Si, mi 2014, le bâtiment est livré et terminé, ce sera le début d'un pas de danse un peu complexe, d'un déménagement en deux temps qui reste à valider. «Le transfert devrait commencer par les activités critiques: urgences, réanimation, blocs opératoires», prévoit Catherine Geindre. Voilà pour les activités de l'hôpital nord.
Cependant, le bâtiment Fontenoy nécessite une réhabilitation avant l'emménagement final. Cette réhabilitation ne pourra se mener qu'à vide: certains services du bâtiment Fontenoy devront donc migrer vers l'hôpital nord, pendant la durée des travaux. Du moins, pour ceux qui n'intégreront pas le nouveau bâtiment. Dans cet intervalle, il ne resterait au nord que des services de médecine, de dermatologie, d'endocrinologie.
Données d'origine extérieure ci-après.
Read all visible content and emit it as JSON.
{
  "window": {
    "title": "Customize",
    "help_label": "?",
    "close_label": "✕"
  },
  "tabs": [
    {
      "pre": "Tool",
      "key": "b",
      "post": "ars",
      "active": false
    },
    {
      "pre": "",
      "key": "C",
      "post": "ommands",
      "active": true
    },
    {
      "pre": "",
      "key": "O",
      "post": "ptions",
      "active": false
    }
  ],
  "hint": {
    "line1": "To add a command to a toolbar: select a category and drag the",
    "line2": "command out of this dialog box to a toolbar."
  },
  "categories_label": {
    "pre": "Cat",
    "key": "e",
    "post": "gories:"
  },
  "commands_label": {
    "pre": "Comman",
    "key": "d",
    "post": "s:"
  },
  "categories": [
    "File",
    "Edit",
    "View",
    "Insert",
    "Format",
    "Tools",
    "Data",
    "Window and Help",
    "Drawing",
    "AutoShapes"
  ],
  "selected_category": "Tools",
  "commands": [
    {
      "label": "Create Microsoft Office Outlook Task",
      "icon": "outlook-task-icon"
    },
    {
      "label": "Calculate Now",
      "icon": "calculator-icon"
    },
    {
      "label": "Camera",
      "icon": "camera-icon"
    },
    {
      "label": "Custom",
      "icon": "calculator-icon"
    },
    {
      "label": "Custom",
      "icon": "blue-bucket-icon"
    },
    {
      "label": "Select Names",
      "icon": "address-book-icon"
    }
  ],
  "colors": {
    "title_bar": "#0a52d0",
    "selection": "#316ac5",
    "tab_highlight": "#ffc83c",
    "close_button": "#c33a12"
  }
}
Bref, des spécialités médicales qui n'ont pas besoin de bloc chirurgical, comme l'indique la directrice du CHU: «On ne va pas se retrouver dans un désert au nord. Mais plutôt des activités moins consommatrices de chirurgie et, éventuellement, des urgences.»
«C'était plus facile comme organisation plutôt que de délocaliser entièrement le bâtiment Fontenoy au nord, pendant les travaux, ajoute-t-elle. Par ailleurs, cette solution était économiquement plus adaptée. Nous devons utiliser au mieux les moyens financiers qui nous sont alloués.» Pour la gestionnaire de l'hôpital, ne garder qu'un seul plateau technique en fonctionnement permet des économies.
Si les travaux avancent bien, si le déménagement se passe correctement, la direction du CHU envisage que tout soit terminé en 2016.
Mais la prochaine étape pour le CHU c'est en janvier 2014 avec l'ouverture du centre de cancérologie. Dans le bâtiment qui abritait l'oncologie et l'hématologie seront regroupés d'autres services destinés à traiter le cancer: les chimiothérapies, les soins de support et d'accompagnement, les greffes de cellules souches de moelle osseuse, etc.
«Le CHU est en train d'organiser des activités d'excellence», avance Catherine Geindre. Objectif affiché: le regroupement des services pour améliorer l'attractivité du CHU. Car en France, la rémunération des hôpitaux exalte la concurrence (voir notre article).
La visite du chantier a été organisée vendredi 13, par les services du Centre hospitalier universitaire. Les photos sont personnelles, mais les illustrations ont été fournies par le service communication du CHU et sont à créditer à Aart Farah (architectes).